New Data from California: More UberX Means Less Drunk Driving
- Policing. Enforcement techniques have gotten better, DUI patrols more plentiful, and public pressure to take drunks off the road more focused.
- Public education. Awareness campaigns in schools and in the media have spread the message that drunk driving is lethal, reckless, and stupid.
- Ignition interlocks. These devices, also called car breathalyzers, prevent a vehicle from starting if the driver has been drinking. States that require them for all DUI offenders bring down their rates of road fatalities considerably.
- Treatment. More and more treatment options are available for people with alcohol problems, including court-mandated evaluation and alcohol counseling.
But there’s one more piece to the puzzle, and it’s a vital one:
- Affordable alternatives. If drinkers can get where they’re going without getting behind the wheel at a reasonable price, everyone is better off.
Uber has been a prominent addition to the landscape of alternatives for a few years now. And a soon-to-be-presented study by Temple University’s Fox School of Business suggests that rideshare companies like Uber are preventing alcohol-related fatalities.
The study finds that when UberX, the company’s budget service, was introduced in various places in California, deaths due to alcohol-related collisions dropped by rates ranging from 3.6% to 5.6%.
The low-cost service was the key. Town cars and limo services didn’t have much effect, but having a cheap ride available at the tap of an app was apparently enough to dissuade drinkers from driving home.
The authors of the study conclude that, were affordable rideshare options available nationwide, some 500 lives could be saved every year.

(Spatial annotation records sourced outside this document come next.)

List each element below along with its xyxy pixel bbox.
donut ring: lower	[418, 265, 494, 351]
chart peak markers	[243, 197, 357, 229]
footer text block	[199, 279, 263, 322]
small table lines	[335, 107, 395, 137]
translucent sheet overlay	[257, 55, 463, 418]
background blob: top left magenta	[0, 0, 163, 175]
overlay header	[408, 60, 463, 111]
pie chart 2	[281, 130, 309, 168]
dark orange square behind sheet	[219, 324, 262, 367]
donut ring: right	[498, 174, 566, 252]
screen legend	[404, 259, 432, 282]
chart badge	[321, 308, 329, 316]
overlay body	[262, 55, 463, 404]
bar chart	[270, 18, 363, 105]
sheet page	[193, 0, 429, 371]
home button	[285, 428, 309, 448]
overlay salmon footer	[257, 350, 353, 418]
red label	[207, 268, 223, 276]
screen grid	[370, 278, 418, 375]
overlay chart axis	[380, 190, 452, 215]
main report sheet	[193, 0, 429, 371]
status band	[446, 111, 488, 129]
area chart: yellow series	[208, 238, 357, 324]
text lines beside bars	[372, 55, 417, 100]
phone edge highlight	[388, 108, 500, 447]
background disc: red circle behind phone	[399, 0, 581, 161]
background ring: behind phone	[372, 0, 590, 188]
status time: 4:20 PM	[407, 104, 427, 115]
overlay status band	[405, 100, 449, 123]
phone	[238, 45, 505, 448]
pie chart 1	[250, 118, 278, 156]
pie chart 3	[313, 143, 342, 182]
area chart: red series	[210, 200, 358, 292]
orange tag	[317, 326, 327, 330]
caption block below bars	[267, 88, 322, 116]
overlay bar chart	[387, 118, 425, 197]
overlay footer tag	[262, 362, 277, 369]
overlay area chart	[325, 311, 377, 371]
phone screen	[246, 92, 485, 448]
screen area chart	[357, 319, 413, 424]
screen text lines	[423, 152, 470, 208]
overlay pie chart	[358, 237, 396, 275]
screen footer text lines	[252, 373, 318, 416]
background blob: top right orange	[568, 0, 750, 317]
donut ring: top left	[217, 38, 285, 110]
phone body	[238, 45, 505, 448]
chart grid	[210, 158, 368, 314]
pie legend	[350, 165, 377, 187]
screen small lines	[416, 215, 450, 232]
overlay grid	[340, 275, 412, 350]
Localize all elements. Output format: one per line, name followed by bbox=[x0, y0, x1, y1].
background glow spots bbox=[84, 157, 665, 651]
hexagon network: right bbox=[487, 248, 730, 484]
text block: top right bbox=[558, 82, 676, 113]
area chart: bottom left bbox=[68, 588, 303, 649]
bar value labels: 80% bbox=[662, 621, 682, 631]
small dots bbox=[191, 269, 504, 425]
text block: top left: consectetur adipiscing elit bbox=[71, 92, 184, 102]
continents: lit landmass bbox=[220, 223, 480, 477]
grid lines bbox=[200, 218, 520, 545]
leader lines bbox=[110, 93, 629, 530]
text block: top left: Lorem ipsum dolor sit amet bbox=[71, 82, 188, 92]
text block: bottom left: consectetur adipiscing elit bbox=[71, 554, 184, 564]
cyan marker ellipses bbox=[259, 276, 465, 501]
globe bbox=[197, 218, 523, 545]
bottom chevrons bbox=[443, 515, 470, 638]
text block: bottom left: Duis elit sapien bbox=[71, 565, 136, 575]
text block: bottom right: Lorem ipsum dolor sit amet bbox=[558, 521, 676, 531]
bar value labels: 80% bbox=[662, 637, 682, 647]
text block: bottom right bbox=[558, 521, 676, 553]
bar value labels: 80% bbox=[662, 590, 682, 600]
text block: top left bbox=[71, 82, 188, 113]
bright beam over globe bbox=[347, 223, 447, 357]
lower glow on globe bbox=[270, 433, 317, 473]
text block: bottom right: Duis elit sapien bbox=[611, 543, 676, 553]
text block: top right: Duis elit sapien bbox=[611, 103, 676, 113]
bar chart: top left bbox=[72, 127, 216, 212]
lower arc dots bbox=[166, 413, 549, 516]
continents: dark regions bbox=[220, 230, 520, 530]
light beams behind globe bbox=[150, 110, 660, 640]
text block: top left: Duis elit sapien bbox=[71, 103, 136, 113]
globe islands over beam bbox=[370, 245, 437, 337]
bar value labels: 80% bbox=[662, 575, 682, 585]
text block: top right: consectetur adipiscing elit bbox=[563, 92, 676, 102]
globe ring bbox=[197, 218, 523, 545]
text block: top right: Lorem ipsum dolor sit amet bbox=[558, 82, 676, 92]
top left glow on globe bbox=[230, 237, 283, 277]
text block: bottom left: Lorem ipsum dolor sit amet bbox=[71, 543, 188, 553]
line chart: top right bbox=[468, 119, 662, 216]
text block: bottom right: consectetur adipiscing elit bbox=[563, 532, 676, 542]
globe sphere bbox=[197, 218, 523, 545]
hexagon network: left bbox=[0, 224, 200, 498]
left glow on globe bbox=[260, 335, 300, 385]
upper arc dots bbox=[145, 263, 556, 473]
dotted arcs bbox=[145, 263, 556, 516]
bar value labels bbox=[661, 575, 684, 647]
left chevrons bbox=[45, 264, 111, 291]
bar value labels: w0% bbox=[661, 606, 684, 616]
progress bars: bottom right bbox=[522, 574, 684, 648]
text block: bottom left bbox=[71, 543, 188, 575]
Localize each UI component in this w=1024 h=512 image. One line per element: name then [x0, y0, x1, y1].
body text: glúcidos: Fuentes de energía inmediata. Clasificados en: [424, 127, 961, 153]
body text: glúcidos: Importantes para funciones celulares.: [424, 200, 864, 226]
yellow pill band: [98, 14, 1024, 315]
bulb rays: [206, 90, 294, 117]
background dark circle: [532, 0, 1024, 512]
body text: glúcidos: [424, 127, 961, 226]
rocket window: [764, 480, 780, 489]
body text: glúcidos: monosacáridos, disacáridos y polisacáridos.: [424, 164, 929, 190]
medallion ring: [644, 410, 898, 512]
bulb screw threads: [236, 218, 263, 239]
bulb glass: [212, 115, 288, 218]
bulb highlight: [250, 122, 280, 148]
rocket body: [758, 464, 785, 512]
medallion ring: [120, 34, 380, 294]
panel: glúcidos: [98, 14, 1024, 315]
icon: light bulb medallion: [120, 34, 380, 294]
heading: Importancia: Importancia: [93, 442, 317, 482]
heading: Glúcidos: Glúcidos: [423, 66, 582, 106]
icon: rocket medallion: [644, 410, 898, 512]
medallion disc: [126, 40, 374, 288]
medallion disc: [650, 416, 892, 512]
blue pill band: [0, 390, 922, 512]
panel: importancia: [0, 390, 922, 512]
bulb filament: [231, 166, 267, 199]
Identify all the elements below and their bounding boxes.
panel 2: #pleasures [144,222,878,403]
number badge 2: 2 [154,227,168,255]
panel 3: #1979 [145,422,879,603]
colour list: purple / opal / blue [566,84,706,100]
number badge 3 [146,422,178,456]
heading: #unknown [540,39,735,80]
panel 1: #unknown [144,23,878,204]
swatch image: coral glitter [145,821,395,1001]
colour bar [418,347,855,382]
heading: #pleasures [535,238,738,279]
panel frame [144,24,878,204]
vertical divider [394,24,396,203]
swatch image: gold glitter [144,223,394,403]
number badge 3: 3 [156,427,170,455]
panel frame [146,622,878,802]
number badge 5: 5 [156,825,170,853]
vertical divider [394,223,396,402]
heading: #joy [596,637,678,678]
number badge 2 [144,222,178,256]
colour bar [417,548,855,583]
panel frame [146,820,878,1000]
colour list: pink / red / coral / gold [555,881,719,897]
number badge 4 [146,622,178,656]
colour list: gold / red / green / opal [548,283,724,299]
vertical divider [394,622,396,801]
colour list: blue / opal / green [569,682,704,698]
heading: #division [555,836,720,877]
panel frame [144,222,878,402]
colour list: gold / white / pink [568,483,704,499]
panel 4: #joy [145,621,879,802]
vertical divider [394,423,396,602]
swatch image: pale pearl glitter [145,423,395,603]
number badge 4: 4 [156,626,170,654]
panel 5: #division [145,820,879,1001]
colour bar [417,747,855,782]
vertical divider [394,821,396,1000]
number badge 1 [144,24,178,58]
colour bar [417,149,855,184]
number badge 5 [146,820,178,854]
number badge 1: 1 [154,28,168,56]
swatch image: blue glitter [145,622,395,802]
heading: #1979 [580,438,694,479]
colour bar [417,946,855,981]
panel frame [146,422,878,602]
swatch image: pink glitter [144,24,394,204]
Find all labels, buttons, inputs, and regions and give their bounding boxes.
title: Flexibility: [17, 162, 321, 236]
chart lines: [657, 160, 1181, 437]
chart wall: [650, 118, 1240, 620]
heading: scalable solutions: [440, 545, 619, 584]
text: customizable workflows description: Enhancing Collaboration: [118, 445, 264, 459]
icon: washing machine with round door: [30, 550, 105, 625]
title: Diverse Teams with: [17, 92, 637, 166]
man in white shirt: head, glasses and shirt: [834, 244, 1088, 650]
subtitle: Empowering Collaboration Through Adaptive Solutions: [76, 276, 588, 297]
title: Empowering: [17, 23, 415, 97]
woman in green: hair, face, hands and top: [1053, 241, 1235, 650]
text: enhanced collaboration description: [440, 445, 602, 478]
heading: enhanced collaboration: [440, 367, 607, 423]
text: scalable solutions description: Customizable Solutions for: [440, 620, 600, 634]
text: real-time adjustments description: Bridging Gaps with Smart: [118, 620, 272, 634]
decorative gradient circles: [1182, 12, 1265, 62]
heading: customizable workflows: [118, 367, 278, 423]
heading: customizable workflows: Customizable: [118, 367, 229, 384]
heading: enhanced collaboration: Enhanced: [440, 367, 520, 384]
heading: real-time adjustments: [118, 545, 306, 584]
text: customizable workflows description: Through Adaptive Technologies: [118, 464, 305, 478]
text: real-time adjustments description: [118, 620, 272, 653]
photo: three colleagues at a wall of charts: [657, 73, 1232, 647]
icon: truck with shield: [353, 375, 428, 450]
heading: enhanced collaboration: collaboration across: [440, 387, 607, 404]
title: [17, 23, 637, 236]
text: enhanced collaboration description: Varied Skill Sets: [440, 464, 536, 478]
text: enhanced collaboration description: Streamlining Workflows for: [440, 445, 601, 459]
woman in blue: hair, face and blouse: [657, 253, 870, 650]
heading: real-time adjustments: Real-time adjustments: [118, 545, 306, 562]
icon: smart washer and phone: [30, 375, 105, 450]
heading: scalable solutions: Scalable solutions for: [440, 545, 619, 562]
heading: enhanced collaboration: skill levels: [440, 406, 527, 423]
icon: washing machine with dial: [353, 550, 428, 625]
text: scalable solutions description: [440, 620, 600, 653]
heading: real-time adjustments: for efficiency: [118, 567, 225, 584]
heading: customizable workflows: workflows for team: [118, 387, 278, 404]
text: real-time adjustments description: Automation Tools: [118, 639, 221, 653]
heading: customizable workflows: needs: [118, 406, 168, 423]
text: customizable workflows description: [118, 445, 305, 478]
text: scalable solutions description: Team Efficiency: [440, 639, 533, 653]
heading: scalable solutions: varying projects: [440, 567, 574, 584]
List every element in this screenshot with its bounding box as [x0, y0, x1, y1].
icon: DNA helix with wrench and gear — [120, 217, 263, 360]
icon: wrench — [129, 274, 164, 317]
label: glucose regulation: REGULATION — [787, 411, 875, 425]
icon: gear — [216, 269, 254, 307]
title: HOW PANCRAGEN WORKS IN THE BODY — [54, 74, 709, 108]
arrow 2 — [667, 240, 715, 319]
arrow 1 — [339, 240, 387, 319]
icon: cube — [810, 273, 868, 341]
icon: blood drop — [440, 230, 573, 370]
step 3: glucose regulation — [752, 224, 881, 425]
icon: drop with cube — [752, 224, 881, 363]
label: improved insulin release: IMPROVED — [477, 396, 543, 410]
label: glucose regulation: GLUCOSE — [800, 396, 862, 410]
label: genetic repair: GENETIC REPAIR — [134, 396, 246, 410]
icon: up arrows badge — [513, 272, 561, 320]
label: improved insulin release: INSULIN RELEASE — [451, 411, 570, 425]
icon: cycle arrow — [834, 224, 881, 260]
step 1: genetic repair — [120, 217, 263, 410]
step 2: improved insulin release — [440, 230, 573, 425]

Some of the methods for reducing drunk driving are aimed at DUI offenders. Policing, interlock devices, and treatment are useful for those who have broken the law. Education and rideshare alternatives like Uber, Lyft, and Sidecar fill a different and essential role: they are meant to prevent drunk driving from occurring at all, by getting impaired people to avoid that fateful decision to get behind the wheel. In places where public transit is not up to the task, we expect these services to grow and make roads safer, not just in California, but everywhere.